India is set to become the most populous nation in the world, surpassing China by 2027 and hosting 1.64 billion people by 2050. The United Nations World Population project 2019 report has a clear message that improving the quality of life holds key to the success of nations. India’s policymakers have long maintained that the country could benefit from the demographic dividend as the vast majority of the population is below 35 years of age. The phenomenal success of the East Asian countries in the second half of the last century was largely attributed to demographic dividend. However, India may well be missing out on this opportunity. If a greater percentage of the total population is working, it gives the economy a boost in its income, savings and productivity, and brings with it other benefits. India will be able to fully exploit its demographic dividend only if the people in the working age are actually working. And, if those working have proper education and skills making them productive in the workplace. On both counts, the country has fallen short.
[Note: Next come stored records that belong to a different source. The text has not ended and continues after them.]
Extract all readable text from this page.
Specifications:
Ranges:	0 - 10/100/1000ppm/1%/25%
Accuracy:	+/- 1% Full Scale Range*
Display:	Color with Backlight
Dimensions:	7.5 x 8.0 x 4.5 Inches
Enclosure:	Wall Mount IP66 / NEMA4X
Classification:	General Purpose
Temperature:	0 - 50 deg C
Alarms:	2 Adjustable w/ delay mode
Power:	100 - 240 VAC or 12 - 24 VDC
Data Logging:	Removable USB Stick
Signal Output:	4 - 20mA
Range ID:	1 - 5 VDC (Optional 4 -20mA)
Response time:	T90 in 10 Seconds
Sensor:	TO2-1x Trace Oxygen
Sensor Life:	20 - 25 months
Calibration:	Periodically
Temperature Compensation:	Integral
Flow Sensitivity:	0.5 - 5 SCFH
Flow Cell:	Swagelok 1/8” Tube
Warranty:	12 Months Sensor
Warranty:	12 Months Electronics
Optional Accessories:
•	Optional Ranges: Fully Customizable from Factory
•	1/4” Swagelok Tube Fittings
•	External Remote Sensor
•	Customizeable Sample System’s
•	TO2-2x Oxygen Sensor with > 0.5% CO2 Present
An employment survey recently released by the government says that only half those in the working age are actually working. India is among the nine countries, along with Pakistan and Indonesia, which will see the largest increase in population between 2019 and 2050. Population growth poses a major challenge to the tasks of providing healthcare, employment and social security.

Since India is poised to become the world’s most populous country, there is an urgent need to invest more in health, education and women empowerment as they are the key contributors both to slowing down population growth and accelerating development. Investing in a skilled health workforce can draw dividend from the vast segment of youth while meeting the health needs of the growing elderly population. The major implication of the population explosion will be on the demographic dividend. As the unemployment rate is soaring, India will not be able to absorb the youth in the workforce and thereby cannot reap the benefits of demographic dividend. A high population with shrinking job opportunities may become a threat to the economy and accentuate the challenges further. For curbing population growth, the Union Health Ministry in 2017 launched mission ‘Parivar Vikas’ to increase access to contraceptives and family planning services in 146 high fertility districts. There is a need for more support from the private sector whose corporate social responsibility investments must focus on the area of reproductive health and family planning. Rapid population growth has adversely affected health services and infrastructure. If the population growth had been slower, it would have been easier to raise the per capita expenditure and improve the quality of services.